Chicago City Council puts ‘mansion tax’ on March 2024 ballot

Chicago City Council puts ‘mansion tax’ on March 2024 ballot

The Chicago City Council is asking voters on the March 2024 ballot to approve or reject a tax increase on the sale of $1 million properties. The move will mainly hit commercial properties, adding to Chicago’s anti-business reputation.

Chicago voters will decide the fate of Mayor Brandon Johnson’s proposal to raise the real estate transfer tax on million-dollar properties. The Chicago City Council approved the referendum 32-17, and voters will have final say in March.

Currently, all Chicago real estate sales are taxed at 0.75%. The proposal would create a tiered structure based on the value of the property being sold.

What the plan does to the real-estate transfer tax

  • Lowers it to 0.60% for properties worth less than $1 million.
  • Raises it to 2% for properties worth $1 million-$1.5 million.
  • Raises it to 3% if worth more than $1.5 million.

Those in favor of the plan argue the new revenue generated from the increase will help combat homelessness with investments in affordable housing projects, which are exempt from the tax.

Opponents argue the new structure would force landlords to raise rents on tenants to cover the costs and harm the real estate markets’ post-pandemic rebound.
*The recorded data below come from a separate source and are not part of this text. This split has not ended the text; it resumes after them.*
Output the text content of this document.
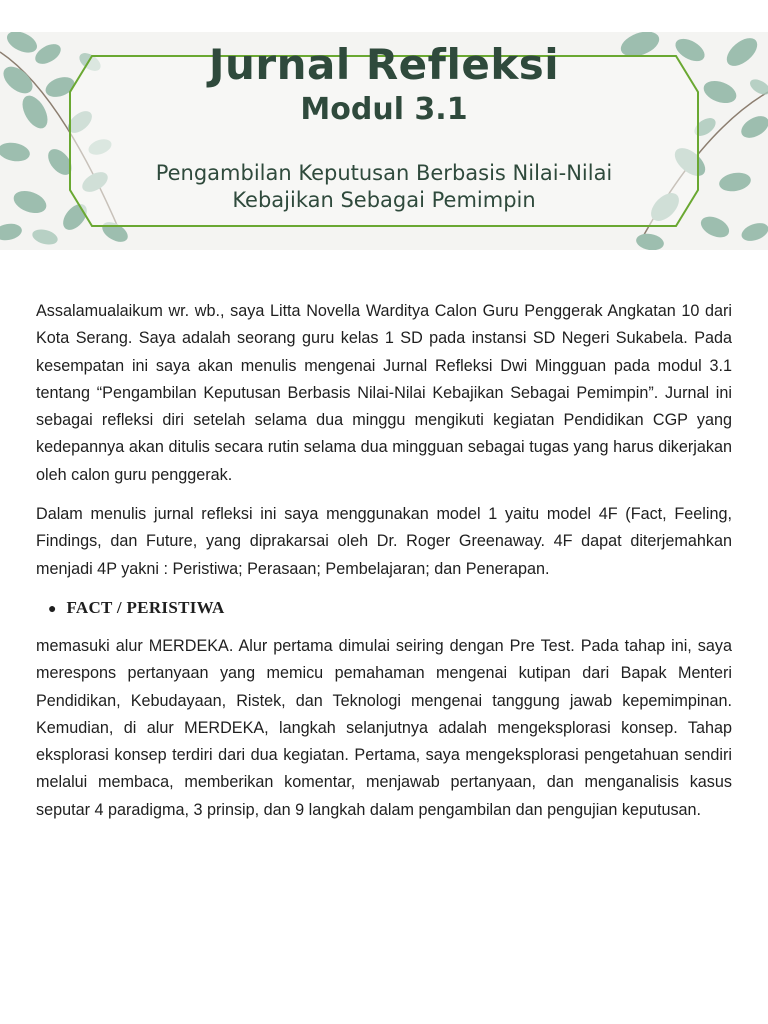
Jurnal Refleksi
Modul 3.1
Pengambilan Keputusan Berbasis Nilai-Nilai
Kebajikan Sebagai Pemimpin

Assalamualaikum wr. wb., saya Litta Novella Warditya Calon Guru Penggerak Angkatan 10 dari Kota Serang. Saya adalah seorang guru kelas 1 SD pada instansi SD Negeri Sukabela. Pada kesempatan ini saya akan menulis mengenai Jurnal Refleksi Dwi Mingguan pada modul 3.1 tentang “Pengambilan Keputusan Berbasis Nilai-Nilai Kebajikan Sebagai Pemimpin”. Jurnal ini sebagai refleksi diri setelah selama dua minggu mengikuti kegiatan Pendidikan CGP yang kedepannya akan ditulis secara rutin selama dua mingguan sebagai tugas yang harus dikerjakan oleh calon guru penggerak.

Dalam menulis jurnal refleksi ini saya menggunakan model 1 yaitu model 4F (Fact, Feeling, Findings, dan Future, yang diprakarsai oleh Dr. Roger Greenaway. 4F dapat diterjemahkan menjadi 4P yakni : Peristiwa; Perasaan; Pembelajaran; dan Penerapan.

● FACT / PERISTIWA

memasuki alur MERDEKA. Alur pertama dimulai seiring dengan Pre Test. Pada tahap ini, saya merespons pertanyaan yang memicu pemahaman mengenai kutipan dari Bapak Menteri Pendidikan, Kebudayaan, Ristek, dan Teknologi mengenai tanggung jawab kepemimpinan. Kemudian, di alur MERDEKA, langkah selanjutnya adalah mengeksplorasi konsep. Tahap eksplorasi konsep terdiri dari dua kegiatan. Pertama, saya mengeksplorasi pengetahuan sendiri melalui membaca, memberikan komentar, menjawab pertanyaan, dan menganalisis kasus seputar 4 paradigma, 3 prinsip, dan 9 langkah dalam pengambilan dan pengujian keputusan.
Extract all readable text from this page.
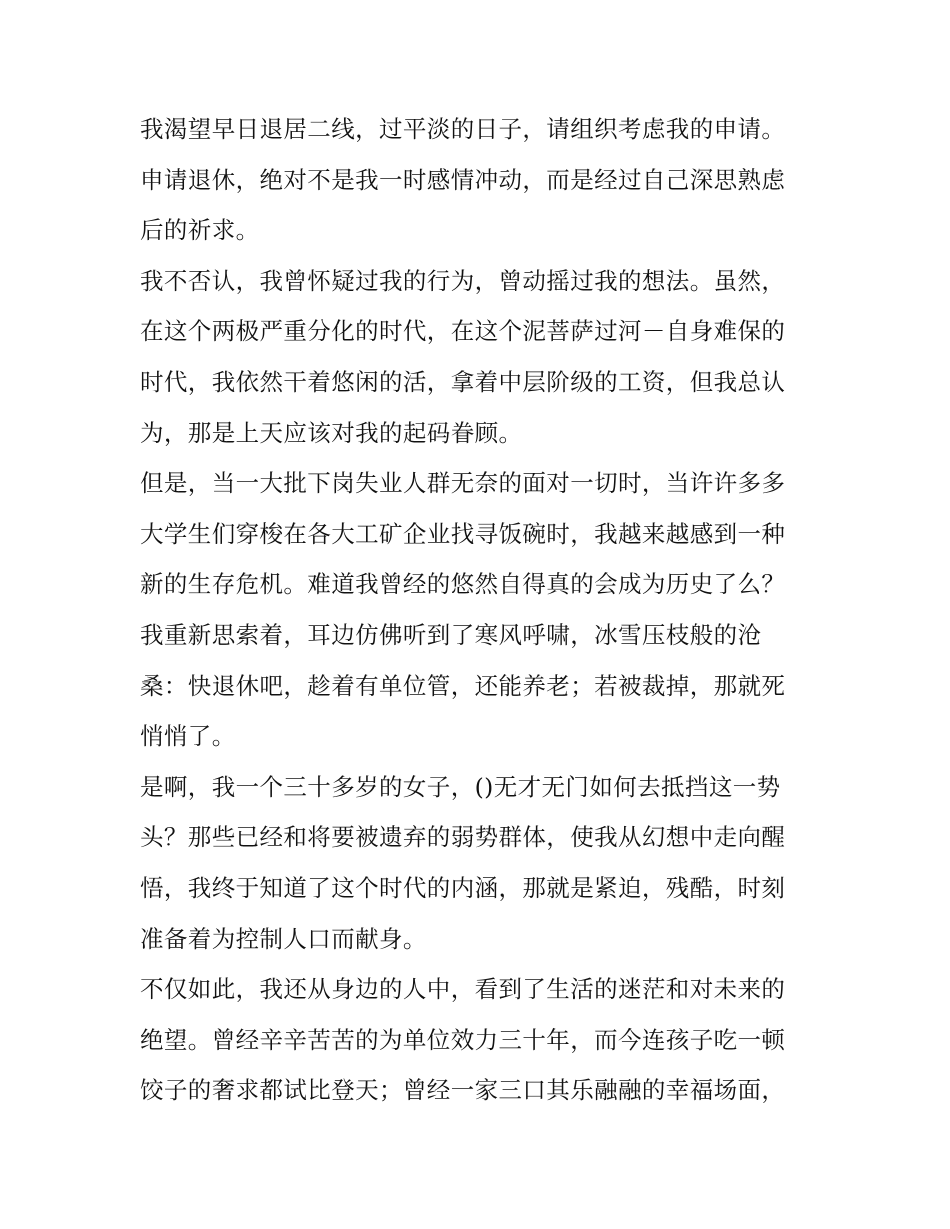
我渴望早日退居二线，过平淡的日子，请组织考虑我的申请。
申请退休，绝对不是我一时感情冲动，而是经过自己深思熟虑
后的祈求。
我不否认，我曾怀疑过我的行为，曾动摇过我的想法。虽然，
在这个两极严重分化的时代，在这个泥菩萨过河－自身难保的
时代，我依然干着悠闲的活，拿着中层阶级的工资，但我总认
为，那是上天应该对我的起码眷顾。
但是，当一大批下岗失业人群无奈的面对一切时，当许许多多
大学生们穿梭在各大工矿企业找寻饭碗时，我越来越感到一种
新的生存危机。难道我曾经的悠然自得真的会成为历史了么？
我重新思索着，耳边仿佛听到了寒风呼啸，冰雪压枝般的沧
桑：快退休吧，趁着有单位管，还能养老；若被裁掉，那就死
悄悄了。
是啊，我一个三十多岁的女子，()无才无门如何去抵挡这一势
头？那些已经和将要被遗弃的弱势群体，使我从幻想中走向醒
悟，我终于知道了这个时代的内涵，那就是紧迫，残酷，时刻
准备着为控制人口而献身。
不仅如此，我还从身边的人中，看到了生活的迷茫和对未来的
绝望。曾经辛辛苦苦的为单位效力三十年，而今连孩子吃一顿
饺子的奢求都试比登天；曾经一家三口其乐融融的幸福场面，
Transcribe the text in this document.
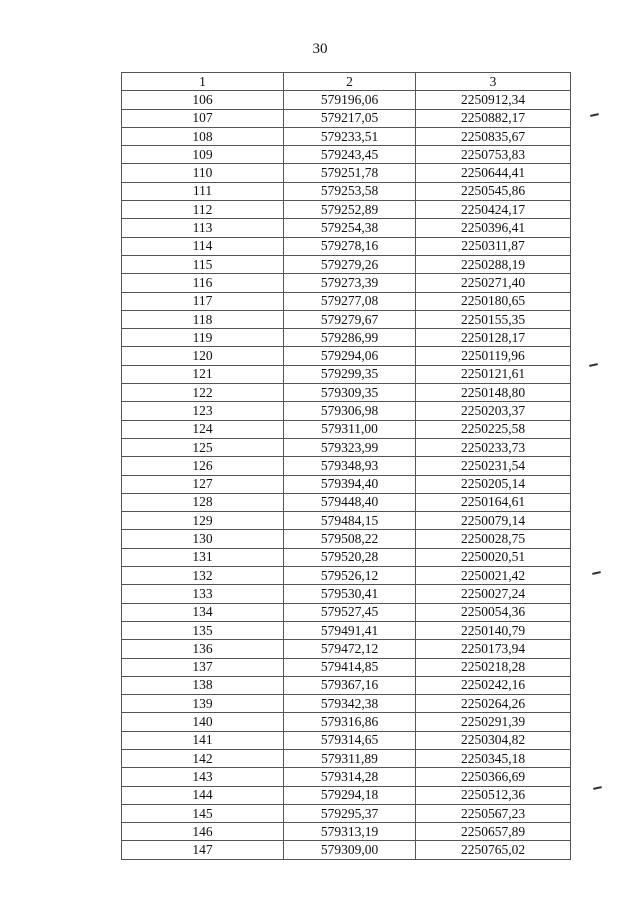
30
1	2	3
106	579196,06	2250912,34
107	579217,05	2250882,17
108	579233,51	2250835,67
109	579243,45	2250753,83
110	579251,78	2250644,41
111	579253,58	2250545,86
112	579252,89	2250424,17
113	579254,38	2250396,41
114	579278,16	2250311,87
115	579279,26	2250288,19
116	579273,39	2250271,40
117	579277,08	2250180,65
118	579279,67	2250155,35
119	579286,99	2250128,17
120	579294,06	2250119,96
121	579299,35	2250121,61
122	579309,35	2250148,80
123	579306,98	2250203,37
124	579311,00	2250225,58
125	579323,99	2250233,73
126	579348,93	2250231,54
127	579394,40	2250205,14
128	579448,40	2250164,61
129	579484,15	2250079,14
130	579508,22	2250028,75
131	579520,28	2250020,51
132	579526,12	2250021,42
133	579530,41	2250027,24
134	579527,45	2250054,36
135	579491,41	2250140,79
136	579472,12	2250173,94
137	579414,85	2250218,28
138	579367,16	2250242,16
139	579342,38	2250264,26
140	579316,86	2250291,39
141	579314,65	2250304,82
142	579311,89	2250345,18
143	579314,28	2250366,69
144	579294,18	2250512,36
145	579295,37	2250567,23
146	579313,19	2250657,89
147	579309,00	2250765,02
While Johnson dubbed it a “mansion tax,” the reality is $1-million-plus commercial properties sell far more often than residential properties: 9 to 1 from April 2021 to April 2022.

Johnson’s plan has also been criticized for failing to detail how the money will be used to impact homelessness.

If approved, it would not take effect immediately. Voters would simply give the City Council permission to enact the plan, potentially in 2025.

The “Bring Chicago Home” plan was one of Johnson’s biggest campaign promises. It will require a majority of voters’ approval in the March referendum. Below is the exact language that will appear on the ballot.

Shall the City of Chicago impose:

  • A real estate transfer tax decrease of 20% to establish a new transfer tax rate of $3 for every $500 of the transfer price, or fraction thereof, for that part of the transfer price under $1,000,000 to be paid by the buyer of the real estate transferred unless the buyer is exempt from the tax solely by operation of state law, in which case the tax is to be paid by the seller; AND
  • A real estate transfer tax increase of 166.67% to establish a new transfer tax rate of $10 for every $500 of the transfer price or fraction thereof, for that part of the transfer price between $1,000,000 and $1,500,000 (inclusive) to be paid by the buyer of the real estate transferred unless the buyer is exempt from the tax solely by operation of state law, in which case the tax is to be paid by the seller; AND
  • A real estate transfer tax increase of 300% to establish a new transfer tax rate of $15 for every $500 of the transfer price, or fraction thereof, for that part of the transfer price exceeding $1,500,000 to be paid by the buyer of the real estate transferred unless the buyer is exempt from the tax solely by operation of state law, in which case the tax is to be paid by the seller?

The current rate of the real estate transfer tax is $3.75 per $500 of the entire transfer price, or fraction thereof, and the revenue is used for general corporate purposes. The revenue from the increase (the difference between revenue generated under the increased rate and the current rate) is to be used for the purpose of addressing homelessness, including providing permanent affordable housing and the services necessary to obtain and maintain permanent housing in the City of Chicago.